Ein erheblicher Schwerpunkt sollte auf unterversorgte und ausgegrenzte Bevölkerungsgruppen gelegt werden, einschließlich der Frühdiagnose und ‑behandlung bei Kindern, und die Leberkommission unterbreitet Vorschläge, wie benachteiligte Bevölkerungsgruppen durch Gesundheitsförderung, Prävention und Pflege mit Hilfe von mehrstufigen Maßnahmen, die auf bestehende Hindernisse einwirken, besser erreicht werden können.
Hinter diesem Wandel steht die Notwendigkeit, das Bewusstsein dafür zu schärfen, dass viele Leberkrankheiten vermeidbar und behandelbar sind. Der therapeutische Nihilismus, der in der derzeitigen klinischen Praxis in einer Reihe von medizinischen Fachgebieten und auch bei vielen Patient:innen selbst vorherrscht, muss ein Ende haben. Die Forscher:innen möchten den Protektionismus der medizinischen Fachrichtungen in Frage stellen und ein breites Spektrum von Akteur:inneen einladen, darunter Ärzt:innen der Primärversorgung, Krankenschwestern, Patient:innen, Kolleg:innen und Mitglieder relevanter Gemeinschaften sowie Fachärzt:innen für Adipositas, Diabetes, Lebererkrankungen, Onkologie, Herz-Kreislauf-Erkrankungen, öffentliche Gesundheit, Suchtkrankheiten, Infektionskrankheiten und andere, sich für eine integrierte, personenzentrierte Versorgung von Leberpatient:innen über die Grenzen der klassischen medizinischen Fachrichtungen hinweg einzusetzen. Dieser Wandel beinhaltet eine Überarbeitung der Art und Weise, wie über Lebererkrankungen gesprochen wird und wie man mit den Patient:innen spricht, sowie eine Neubewertung der krankheitsbezogenen medizinischen Nomenklatur, um das Bewusstsein zu schärfen und die soziale Stigmatisierung im Zusammenhang mit Lebererkrankungen zu verringern.
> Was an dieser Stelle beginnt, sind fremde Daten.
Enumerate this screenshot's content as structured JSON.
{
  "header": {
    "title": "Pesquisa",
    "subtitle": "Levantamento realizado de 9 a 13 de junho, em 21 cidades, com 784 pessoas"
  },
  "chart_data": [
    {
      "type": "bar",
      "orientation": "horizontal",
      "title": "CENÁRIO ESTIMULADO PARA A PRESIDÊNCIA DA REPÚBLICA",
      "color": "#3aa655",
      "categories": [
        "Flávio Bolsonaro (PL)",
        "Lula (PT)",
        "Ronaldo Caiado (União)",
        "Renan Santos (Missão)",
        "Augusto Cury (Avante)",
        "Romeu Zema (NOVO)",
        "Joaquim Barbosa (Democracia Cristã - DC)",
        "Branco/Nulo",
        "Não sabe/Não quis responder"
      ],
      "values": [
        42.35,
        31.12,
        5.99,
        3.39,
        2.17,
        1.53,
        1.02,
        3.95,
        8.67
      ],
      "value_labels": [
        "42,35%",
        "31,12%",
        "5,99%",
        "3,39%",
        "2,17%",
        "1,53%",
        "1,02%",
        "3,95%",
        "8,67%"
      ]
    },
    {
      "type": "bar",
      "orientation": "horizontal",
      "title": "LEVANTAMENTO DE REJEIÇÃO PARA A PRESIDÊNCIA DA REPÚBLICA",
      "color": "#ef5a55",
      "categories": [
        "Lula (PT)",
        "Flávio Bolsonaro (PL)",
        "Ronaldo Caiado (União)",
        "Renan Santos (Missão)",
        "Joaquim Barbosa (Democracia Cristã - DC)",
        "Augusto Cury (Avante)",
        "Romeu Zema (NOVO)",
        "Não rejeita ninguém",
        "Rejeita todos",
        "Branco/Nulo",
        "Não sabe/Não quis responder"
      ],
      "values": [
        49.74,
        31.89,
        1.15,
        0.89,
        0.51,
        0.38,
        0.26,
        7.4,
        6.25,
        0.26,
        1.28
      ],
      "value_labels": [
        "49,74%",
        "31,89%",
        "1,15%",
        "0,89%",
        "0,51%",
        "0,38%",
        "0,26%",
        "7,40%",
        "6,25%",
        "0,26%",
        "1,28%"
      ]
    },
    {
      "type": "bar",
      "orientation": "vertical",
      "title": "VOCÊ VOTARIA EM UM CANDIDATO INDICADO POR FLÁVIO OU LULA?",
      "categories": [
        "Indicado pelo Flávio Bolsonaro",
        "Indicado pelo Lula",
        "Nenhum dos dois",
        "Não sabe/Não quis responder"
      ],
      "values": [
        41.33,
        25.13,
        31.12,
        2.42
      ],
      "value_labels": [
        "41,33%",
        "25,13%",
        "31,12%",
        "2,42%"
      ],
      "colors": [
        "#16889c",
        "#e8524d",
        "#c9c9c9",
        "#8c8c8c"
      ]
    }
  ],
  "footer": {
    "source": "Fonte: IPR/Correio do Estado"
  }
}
Die Erstattungsmechanismen und Versicherungssysteme müssen harmonisiert werden, um patientenzentrierten, multimorbiden Versorgungsmodellen in einer Reihe von medizinischen Fachgebieten Rechnung zu tragen, und die Resolution der Weltgesundheitsversammlung zur Verbesserung der Transparenz und Fairness der Marktpreise für Arzneimittel in ganz Europa sollte verstärkt werden.
Abschließend skizzieren die Forscher:innen, wie Europa mit der Umsetzung wirksamer politischer Maßnahmen in den Bereichen Besteuerung, Neuformulierung von Lebensmitteln sowie Produktkennzeichnung, ‑werbung und ‑verfügbarkeit vorankommen kann, um den Konsum von Alkohol, extrem verarbeiteten Lebensmitteln und Lebensmitteln mit Zuckerzusatz, insbesondere bei jungen Menschen, zu reduzieren. Es ist wichtig, das durch die COVID-19-Pandemie geschaffene Zeitfenster zu nutzen, um die Fragmentierung und die Unterschiede in der Gesundheitspräventionspolitik und ‑forschung in Europa zu überwinden.
Die Forscher:innen argumentieren, dass die Leber ein Fenster zur Gesundheit der europäischen Bevölkerung des 21. Jahrhunderts ist. Durch den vorgeschlagenen syndemischen Ansatz für Lebererkrankungen und soziale und gesundheitliche Ungleichheiten in Europa wird die Leber als Indikator für die Verbesserung der allgemeinen Gesundheit der europäischen Bevölkerung dienen.